GOP Senators are united in a desire to see a balanced budget amendment. In an op-ed published yesterday, Senators Olympia Snowe and Jim DeMint made the case for one, while lamenting the fact that one wasn't passed in the late 90s when the government was running a surplus, not a deficit.

You frequently hear from Democrats about how the surplus was "squandered" by the Bush tax cuts. And you hear from the GOP that spending has exploded since then, and if we'd only passed such an amendment, Washington DC wouldn't be in this gigantic hole.

But here's what nobody (well, almost nobody) told you about those Bill Clinton budget surpluses. They made the economy worse.

First, let's make the simple point: They certainly didn't make the economy better. The late 90s were arguably the peak of the US economy, and since then it's basically been a long slog down, with one bubble (the housing bubble) interrupting the ride. We can all agree that the surpluses provided the US economy no protection against collapse or crisis or anything like that. economy

But, beyond that there's a straight line to be drawn between the government's lack of leverage, and the expansion of leverage elsewhere.

The lack of government Treasury issuance, for example, lead to huge demand for Fannie and Freddie debt among investors.

And you can see how government debt is mirrored in the private sector.

This chart shows household debt service payments (as a percentage of income) vs. the federal deficit.

As you can see, when the deficit was reduced in the late 90s, it corresponded with the initial spike in household leverage.
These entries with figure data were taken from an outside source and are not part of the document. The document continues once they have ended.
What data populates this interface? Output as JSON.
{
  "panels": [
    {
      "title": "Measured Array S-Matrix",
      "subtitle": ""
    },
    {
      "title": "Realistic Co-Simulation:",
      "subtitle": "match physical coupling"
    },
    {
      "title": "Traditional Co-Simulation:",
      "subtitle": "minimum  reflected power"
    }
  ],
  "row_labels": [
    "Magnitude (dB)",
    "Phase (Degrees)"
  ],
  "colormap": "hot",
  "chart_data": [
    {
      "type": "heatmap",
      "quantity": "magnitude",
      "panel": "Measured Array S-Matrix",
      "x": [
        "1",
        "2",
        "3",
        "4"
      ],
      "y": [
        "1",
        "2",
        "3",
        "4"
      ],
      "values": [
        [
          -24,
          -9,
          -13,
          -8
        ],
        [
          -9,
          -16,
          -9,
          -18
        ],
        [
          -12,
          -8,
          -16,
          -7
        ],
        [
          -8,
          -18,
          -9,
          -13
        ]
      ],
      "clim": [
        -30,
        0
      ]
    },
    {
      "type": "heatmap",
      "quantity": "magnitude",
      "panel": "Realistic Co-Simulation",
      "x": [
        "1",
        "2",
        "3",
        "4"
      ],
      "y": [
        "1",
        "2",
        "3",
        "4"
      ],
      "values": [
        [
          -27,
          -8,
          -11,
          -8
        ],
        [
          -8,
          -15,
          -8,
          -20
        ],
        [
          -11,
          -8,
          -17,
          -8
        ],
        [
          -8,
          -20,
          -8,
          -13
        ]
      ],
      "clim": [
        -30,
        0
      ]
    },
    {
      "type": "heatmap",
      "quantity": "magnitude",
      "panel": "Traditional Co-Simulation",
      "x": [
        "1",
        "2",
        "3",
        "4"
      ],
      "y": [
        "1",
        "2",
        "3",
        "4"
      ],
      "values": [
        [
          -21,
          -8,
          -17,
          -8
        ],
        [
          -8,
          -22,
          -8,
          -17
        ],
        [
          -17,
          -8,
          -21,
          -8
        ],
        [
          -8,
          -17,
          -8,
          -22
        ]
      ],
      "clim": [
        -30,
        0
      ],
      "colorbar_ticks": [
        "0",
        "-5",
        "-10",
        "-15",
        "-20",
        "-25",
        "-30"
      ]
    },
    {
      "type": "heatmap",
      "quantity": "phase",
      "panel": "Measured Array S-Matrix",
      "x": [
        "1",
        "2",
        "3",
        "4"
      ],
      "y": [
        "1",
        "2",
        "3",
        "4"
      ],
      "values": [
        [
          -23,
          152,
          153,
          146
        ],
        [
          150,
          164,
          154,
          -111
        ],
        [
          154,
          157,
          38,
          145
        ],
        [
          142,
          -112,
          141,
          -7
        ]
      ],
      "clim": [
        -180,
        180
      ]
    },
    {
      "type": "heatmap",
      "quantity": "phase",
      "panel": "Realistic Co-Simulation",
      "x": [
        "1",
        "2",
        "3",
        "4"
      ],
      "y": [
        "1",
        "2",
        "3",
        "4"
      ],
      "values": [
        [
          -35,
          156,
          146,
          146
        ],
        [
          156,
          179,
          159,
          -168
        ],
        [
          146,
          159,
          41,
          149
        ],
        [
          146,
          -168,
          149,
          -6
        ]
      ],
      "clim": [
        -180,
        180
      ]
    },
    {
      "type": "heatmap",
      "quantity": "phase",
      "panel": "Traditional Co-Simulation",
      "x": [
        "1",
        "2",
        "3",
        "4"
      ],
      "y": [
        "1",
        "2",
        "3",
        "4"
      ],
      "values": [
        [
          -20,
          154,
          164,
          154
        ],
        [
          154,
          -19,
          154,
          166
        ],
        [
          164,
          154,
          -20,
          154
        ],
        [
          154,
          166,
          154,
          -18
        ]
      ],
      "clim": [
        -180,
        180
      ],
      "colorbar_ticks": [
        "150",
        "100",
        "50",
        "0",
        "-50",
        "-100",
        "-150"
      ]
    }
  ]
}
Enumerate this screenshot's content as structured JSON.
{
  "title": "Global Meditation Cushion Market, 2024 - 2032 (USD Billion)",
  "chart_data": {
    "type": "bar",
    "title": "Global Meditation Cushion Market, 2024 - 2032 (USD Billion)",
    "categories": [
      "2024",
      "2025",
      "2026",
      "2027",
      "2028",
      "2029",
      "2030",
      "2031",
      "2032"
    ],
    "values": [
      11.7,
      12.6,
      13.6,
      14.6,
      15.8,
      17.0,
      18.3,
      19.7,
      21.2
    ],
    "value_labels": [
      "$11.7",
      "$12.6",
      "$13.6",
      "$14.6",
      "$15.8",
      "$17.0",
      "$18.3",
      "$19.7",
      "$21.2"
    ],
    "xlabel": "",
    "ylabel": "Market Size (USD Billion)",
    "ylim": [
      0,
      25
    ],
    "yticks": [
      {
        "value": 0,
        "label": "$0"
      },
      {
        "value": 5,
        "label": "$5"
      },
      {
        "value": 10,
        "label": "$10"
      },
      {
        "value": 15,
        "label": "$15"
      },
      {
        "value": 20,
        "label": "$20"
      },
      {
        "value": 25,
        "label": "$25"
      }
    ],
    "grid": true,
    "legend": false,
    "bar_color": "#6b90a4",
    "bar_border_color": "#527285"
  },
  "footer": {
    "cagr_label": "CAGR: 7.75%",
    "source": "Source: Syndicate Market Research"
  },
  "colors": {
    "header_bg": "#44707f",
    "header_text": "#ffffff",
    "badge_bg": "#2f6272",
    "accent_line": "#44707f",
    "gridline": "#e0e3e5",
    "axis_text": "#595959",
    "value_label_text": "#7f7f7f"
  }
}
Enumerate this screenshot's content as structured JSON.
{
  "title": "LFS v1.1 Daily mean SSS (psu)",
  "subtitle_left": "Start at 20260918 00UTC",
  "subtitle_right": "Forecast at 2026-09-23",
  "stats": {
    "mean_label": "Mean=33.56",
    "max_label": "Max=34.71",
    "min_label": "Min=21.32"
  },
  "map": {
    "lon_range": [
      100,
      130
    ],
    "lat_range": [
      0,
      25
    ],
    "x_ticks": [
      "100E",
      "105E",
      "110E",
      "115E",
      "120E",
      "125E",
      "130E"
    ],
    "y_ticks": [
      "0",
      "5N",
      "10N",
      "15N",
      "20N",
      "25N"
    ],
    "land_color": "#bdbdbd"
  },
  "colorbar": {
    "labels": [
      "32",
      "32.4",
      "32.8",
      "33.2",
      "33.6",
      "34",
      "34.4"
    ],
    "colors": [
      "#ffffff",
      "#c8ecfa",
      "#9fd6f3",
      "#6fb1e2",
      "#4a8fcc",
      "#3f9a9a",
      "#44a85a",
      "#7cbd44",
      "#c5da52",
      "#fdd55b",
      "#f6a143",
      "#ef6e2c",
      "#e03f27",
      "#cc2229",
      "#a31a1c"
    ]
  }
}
That household leverage didn't decline until government leverage shot up.

Here's another chart showing something similar.

The change in total liabilities of household nicely mirrors government savings.

As the government saved more, household liability growth accelerated. As government savings collapsed (deficits exploded), households were able to deleverage.

Now let's talk about causation: Why were the Clinton surpluses associated with an increase in household leverage? It basically comes down to the fact that a surplus basically represents the government sucking money out of the economy through some combination of higher taxes (which Clinton hiked, and which the government got via bubblicious capital gains) and lower spending (welfare reform, etc.). Sure, spending grew under Clinton, but a switch from deficit to surplus by definition means a net decrease in government spending.

Thus for the private sector to keep on growing, it needs to find some way to offset the government drag, and that was done via more leverage.

There is one alternative: You can have private and public sector deleveraging and ongoing growth if you improve your balance of trade, like the US used to have, and which countries like Germany, Japan, Switzerland, and China continue to run. But that only got worse under Clinton, who accelerated the boom in free trade deals that saw more and more advantages given to foreign manufacturing nations.

Bottom line though: The Clinton surpluses didn't protect us from any calamity, and the attendant boom in private sector leverage is what ultimately smashed the US economy. Why do we want to go back to that?